For instance, if you want to run a program that depends on AAA batteries,
itself dependent on camomile.cmxs and nums.cmxs, you can build the required
.cmxs libs as follows (other libs, including Thread, Dynlink, Unix and Str,
are already included in ld_ocaml's runtime):

  ocamlfind ocamlopt -package camomile -shared -o camomile.cmxs \
      camomile.cmxa -linkall
  ocamlfind ocamlopt -package num -shared -o nums.cmxs nums.cmxa -linkall
  ocamlfind ocamlopt -package aaa -shared -o aaa.cmxs aaa.cmxa -linkall

Debian is already starting to distribute .cmxs files in OCaml library
packages.
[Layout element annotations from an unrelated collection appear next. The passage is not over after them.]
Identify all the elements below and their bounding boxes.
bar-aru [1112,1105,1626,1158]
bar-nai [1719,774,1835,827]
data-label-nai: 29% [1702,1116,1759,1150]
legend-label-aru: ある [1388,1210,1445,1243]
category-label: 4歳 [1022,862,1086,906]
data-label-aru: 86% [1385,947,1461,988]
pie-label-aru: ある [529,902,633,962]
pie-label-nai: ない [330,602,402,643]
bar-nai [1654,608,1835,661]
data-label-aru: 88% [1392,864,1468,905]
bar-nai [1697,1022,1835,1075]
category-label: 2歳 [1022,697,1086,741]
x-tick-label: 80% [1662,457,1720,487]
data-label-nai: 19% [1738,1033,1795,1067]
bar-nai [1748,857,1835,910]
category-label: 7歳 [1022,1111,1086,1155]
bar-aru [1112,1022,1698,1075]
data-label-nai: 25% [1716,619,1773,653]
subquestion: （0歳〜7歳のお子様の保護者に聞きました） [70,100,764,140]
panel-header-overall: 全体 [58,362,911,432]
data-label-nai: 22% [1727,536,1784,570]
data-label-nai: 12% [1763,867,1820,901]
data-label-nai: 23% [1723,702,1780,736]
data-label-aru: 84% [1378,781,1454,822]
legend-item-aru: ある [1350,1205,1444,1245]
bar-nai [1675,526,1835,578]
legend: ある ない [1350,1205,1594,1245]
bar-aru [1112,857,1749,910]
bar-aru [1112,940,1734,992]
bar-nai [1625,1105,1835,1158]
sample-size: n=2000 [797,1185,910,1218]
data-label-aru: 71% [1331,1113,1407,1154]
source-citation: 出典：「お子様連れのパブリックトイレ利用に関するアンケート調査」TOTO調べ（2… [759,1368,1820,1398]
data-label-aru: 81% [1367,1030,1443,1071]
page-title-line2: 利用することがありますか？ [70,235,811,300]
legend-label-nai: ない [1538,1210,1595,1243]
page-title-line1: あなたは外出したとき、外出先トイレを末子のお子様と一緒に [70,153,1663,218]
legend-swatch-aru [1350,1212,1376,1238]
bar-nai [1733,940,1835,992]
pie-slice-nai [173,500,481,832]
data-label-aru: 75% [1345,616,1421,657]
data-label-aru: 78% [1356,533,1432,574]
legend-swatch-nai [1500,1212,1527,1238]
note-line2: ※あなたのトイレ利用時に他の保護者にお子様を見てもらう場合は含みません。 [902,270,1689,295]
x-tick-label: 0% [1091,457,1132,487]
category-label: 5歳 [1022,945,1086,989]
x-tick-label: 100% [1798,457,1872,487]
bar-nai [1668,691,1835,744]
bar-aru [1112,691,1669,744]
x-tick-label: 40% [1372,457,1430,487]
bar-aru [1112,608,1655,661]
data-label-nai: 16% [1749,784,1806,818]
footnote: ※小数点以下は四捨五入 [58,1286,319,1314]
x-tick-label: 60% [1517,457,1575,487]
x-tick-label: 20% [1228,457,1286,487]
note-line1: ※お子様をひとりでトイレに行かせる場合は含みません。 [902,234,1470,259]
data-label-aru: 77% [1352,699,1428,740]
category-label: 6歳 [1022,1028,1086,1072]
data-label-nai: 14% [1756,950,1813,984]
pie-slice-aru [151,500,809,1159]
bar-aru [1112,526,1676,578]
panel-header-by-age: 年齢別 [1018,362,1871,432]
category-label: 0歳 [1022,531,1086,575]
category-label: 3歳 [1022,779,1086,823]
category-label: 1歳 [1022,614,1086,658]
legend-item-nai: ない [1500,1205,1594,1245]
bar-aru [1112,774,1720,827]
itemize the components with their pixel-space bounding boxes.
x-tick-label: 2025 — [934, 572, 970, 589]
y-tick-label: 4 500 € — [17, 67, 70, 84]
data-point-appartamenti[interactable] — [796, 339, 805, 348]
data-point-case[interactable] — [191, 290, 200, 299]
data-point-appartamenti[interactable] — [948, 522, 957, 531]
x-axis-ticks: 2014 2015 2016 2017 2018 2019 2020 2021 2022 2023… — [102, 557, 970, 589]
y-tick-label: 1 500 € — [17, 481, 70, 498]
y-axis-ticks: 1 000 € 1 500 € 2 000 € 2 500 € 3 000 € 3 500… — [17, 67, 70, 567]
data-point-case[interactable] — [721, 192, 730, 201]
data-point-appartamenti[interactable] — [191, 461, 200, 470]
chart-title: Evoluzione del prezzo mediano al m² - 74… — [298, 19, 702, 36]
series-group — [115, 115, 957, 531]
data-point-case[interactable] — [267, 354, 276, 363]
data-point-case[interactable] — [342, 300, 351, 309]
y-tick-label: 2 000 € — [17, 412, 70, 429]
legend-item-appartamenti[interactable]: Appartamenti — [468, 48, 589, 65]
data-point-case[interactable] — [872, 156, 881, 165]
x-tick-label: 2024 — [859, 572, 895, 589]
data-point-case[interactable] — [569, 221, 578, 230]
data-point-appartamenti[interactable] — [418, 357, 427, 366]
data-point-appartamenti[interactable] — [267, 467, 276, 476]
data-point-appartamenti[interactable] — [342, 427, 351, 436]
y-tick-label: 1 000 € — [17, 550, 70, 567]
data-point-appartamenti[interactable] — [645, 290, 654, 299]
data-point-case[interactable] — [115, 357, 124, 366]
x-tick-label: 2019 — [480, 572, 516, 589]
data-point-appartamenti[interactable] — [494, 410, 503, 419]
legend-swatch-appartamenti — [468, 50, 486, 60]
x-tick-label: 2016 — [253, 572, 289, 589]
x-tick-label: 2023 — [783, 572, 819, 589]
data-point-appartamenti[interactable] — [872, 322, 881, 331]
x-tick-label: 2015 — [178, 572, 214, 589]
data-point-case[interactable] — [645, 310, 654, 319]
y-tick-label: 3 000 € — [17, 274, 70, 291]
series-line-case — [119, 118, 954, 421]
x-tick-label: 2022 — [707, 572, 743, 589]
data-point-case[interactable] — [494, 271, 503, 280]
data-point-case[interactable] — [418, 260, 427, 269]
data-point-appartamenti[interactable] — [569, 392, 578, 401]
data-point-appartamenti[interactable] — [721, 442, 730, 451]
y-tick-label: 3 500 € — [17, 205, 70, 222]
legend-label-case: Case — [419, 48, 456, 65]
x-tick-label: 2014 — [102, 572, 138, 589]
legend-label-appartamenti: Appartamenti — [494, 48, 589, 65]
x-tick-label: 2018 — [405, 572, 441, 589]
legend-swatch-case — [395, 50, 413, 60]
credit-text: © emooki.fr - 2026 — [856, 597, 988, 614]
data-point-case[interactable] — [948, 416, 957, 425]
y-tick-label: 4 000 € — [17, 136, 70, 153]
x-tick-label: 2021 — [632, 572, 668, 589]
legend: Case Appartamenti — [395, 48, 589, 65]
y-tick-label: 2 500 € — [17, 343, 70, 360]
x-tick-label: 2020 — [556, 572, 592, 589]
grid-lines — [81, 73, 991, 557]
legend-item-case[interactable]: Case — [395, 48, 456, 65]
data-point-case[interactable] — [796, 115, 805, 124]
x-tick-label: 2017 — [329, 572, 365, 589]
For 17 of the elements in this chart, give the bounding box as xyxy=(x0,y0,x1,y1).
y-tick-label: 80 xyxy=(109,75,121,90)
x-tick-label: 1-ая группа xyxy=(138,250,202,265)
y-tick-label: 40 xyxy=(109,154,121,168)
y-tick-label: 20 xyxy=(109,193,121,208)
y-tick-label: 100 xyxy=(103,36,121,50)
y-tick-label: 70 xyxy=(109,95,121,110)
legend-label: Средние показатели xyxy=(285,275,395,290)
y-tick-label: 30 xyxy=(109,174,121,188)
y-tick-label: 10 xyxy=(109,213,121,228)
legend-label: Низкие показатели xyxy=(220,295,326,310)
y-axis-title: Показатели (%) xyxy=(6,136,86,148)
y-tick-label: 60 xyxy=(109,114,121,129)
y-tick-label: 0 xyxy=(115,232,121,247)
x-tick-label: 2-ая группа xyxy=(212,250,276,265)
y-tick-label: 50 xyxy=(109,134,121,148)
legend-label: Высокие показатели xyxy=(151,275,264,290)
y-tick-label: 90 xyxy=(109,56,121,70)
Presumably, all packages in Debian and other distributions will
include .cmxs files in the future, making manual cmxs generation unnecessary.

If you use OMake, you can use these rules to generate the .cmxs files for all
the OCAMLPACKS at once under libs/:

  # the target used to build all the .cmxs
  .PHONY: libs

  # get all the packages required recursively
  ALL_PACKS = \
      $(shell ocamlfind query -predicates "mt,native,mt_posix" -r \
          -p-format $(OCAMLPACKS) | sort -u)

  # for each foo.cmxs, define a    libs: libs/foo.cmxs  dependency
  # and a  libs/foo.cmxs  target
  foreach(pack, $(ALL_PACKS))
      ARCH = $(shell ocamlfind query -predicates "mt,native,mt_posix" \
                 -a-format $(pack))
      DST = libs/$(pack).cmxs
      libs: $(DST)
      $(DST):
          $(OCAMLFIND) ocamlopt -shared $(OCAMLFLAGS) -o $@ \
            -package $(pack) $(ARCH) -linkall

Program compilation
-------------------
Let's suppose you want to compile a program that links against AAA Bateries.
You'd normally do

   ocamlfind ocamlopt -package aaa -o hello hello.ml -linkpkg

which would link statically against AAA's libs and all its dependencies.

In order to create a cmxs that can be run with

  ld_ocaml hello.cmxs

you simply need to do

  ocamlfind ocamlopt -package aaa -shared -o hello.cmxs hello.ml

The difference is that we don't link against the AAA package anymore, and the
dynamic libs will be loaded as required by ld_ocaml (you'll have to make sure
the required .cmxs libs are available, though --- see the above section).

How it works
------------
.cmxs files hold information about the interfaces they import ("imports_cmi")
and the implementations they are tied to because of inlining ("imports_cmx").
This information is an OCaml string associated to the "caml_plugin_header"
symbol which corresponds to a Marshal serialization of the header (see
ld_header.ml). ld_ocaml looks for .cmxs files and builds a DLL catalog
which is later used to resolve dependencies as needed.